Were it not so incorrigibly austere, one might mistake "Intuition," the first original film produced by Netflix Argentina, for a parodic pastiche of every tired police-procedural trope there ever was. But with a movie as pointedly grim and exhaustingly unentertaining as this, any illusion of intentional irony has little room to breathe.
A mere rundown of the premise should alert potential viewers of the film's hackneyed nature. You've got an optimistic, green-as-can-be rookie cop — in this case, Manuela "Pipa" Pelari (Luisana Lopilato) — assigned to investigate a gruesome murder alongside a hardened vet with a questionable moral compass — Chief Detective Francisco Juanez (Joaquín Furriel).
As the two delve into the 20-year-old victim's soured personal life in search of answers, Pipa receives orders to covertly investigate Juanez, who seems to have blood on his own hands. But that may just be a distraction from a greater, more insidious scheme within the police force that — can you guess it? — goes all the way to the top.

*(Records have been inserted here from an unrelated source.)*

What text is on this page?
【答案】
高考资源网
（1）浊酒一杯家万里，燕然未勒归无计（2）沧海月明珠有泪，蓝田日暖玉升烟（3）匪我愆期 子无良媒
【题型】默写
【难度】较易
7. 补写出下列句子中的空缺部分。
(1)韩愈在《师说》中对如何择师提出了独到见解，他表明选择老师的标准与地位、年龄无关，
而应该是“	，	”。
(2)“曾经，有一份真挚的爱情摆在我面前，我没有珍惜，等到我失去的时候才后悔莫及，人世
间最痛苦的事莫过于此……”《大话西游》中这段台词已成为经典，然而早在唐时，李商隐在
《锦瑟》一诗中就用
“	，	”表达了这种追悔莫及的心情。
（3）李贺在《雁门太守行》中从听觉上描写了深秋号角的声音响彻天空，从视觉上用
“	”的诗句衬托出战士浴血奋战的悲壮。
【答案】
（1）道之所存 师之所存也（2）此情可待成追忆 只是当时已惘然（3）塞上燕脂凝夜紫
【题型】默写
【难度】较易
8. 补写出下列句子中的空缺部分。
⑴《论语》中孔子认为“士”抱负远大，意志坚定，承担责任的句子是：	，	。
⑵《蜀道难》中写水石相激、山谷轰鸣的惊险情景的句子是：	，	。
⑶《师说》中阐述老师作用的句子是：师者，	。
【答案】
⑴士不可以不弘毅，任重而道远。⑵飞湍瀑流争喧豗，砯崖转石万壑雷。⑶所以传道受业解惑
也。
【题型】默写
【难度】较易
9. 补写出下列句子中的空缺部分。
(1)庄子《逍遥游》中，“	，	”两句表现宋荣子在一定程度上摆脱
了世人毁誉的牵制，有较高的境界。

Seems like something you've seen countless times before, no? Well, that didn't stop the creative minds behind "Intuition" from carrying out their stale vision with unyielding conviction. Writer-director Alejandro Montiel smothers the film in literal and metaphorical darkness, rendering most scenes either completely uninteresting or barely legible altogether.
Montiel's visual style borrows shamelessly from David Fincher, keeping the camera often stationary unless following a moving person or object. This copycatting is most glaring during a scene in which Pipa arrives to a rendezvous point by car: The camera clings stringently to the vehicle from a birds-eye view, clearly mirroring "Zodiac." However, where Fincher and his frequent cinematographer, Jeff Cronenweth, form indelible imagery by carving around the darkness, Montiel's characters and story are merely swallowed by it.

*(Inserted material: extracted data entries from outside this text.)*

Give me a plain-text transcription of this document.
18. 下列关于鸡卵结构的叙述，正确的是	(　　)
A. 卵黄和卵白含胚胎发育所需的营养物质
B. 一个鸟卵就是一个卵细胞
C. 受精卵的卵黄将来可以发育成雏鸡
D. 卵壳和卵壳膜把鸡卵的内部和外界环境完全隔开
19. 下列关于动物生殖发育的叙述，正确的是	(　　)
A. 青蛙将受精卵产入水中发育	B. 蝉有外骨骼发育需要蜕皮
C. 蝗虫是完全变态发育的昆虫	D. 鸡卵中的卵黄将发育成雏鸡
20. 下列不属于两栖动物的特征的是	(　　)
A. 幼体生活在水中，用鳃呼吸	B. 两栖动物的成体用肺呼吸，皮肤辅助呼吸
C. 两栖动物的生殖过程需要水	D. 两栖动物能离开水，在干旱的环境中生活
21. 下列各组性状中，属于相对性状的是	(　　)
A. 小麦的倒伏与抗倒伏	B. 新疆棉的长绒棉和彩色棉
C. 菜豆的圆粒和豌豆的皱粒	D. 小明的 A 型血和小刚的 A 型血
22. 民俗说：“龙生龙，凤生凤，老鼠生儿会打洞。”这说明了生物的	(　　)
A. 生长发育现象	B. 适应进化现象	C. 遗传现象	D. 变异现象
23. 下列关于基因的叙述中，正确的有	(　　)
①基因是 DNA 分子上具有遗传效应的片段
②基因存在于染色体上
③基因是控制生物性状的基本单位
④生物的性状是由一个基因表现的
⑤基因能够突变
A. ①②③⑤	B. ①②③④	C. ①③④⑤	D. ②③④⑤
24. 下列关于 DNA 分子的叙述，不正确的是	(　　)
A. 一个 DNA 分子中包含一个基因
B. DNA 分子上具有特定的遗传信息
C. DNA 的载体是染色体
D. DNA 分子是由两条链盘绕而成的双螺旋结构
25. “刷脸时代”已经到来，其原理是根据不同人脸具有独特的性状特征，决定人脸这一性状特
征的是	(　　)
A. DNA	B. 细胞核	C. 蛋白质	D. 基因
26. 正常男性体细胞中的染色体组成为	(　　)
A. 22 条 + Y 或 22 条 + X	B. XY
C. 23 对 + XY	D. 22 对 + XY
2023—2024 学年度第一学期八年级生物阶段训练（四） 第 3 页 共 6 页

Those characters, while we're at it, are woven from the thinnest, least substantial of threads, and they emote so little that it's obvious Montiel's direction mistakes blankness for the enigmatic ambiguity that so often characterizes hardboiled crime fiction. When innocent blood is shed onscreen, it hardly triggers shock or sympathy, as few viewers could possibly bring themselves to care for such unconvincing, papery protagonists.

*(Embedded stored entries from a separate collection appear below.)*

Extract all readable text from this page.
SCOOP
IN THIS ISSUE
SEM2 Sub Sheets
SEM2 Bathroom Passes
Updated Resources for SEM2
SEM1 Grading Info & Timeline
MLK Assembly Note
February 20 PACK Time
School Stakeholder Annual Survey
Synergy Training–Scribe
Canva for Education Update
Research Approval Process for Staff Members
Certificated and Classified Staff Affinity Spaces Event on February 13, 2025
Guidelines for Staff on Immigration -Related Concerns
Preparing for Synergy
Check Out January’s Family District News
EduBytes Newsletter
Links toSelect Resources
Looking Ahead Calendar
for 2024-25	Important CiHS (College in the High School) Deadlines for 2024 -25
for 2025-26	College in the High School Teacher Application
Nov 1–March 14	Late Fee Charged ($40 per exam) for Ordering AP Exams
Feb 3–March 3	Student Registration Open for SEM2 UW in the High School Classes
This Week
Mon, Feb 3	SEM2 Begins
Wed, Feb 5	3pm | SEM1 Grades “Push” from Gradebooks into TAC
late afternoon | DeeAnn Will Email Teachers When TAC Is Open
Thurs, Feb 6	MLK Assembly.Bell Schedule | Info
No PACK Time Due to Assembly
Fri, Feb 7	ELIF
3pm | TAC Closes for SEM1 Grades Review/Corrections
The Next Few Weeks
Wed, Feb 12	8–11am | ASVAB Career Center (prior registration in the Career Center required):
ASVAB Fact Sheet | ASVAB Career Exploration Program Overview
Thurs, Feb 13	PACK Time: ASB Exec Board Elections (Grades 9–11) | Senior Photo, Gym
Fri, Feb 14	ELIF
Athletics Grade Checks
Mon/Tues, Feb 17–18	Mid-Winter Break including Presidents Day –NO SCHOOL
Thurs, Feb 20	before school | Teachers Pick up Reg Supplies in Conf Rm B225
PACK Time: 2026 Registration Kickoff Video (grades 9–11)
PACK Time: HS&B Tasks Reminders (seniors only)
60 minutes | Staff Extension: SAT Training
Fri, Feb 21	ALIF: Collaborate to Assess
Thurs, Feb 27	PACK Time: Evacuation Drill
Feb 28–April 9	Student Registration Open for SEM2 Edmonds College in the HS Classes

Slipshod scripting doesn't help the performers at all, either. They're fed all the standard lines — from "How long have we been working together, so-and-so years?" to "You're off the case" — and are expected to react convincingly to grossly misused plot devices. Perhaps Montiel's greatest sin is his misunderstanding of red herrings; he doubles back on a false lead that's abandoned quite early in the story, which takes the wind out of the film's sails when the big reveal comes. Not to mention, his story veers into multiple, impossible-to-track subplots that make the third act feel interminable.
After "Parasite" won Best Picture at this year's Oscars, many a cinephile hoped it would spawn a surge in viewers who are more open to foreign-language films. We can only hope those audiences don't discover "Intuition" — it may just cause them to double back.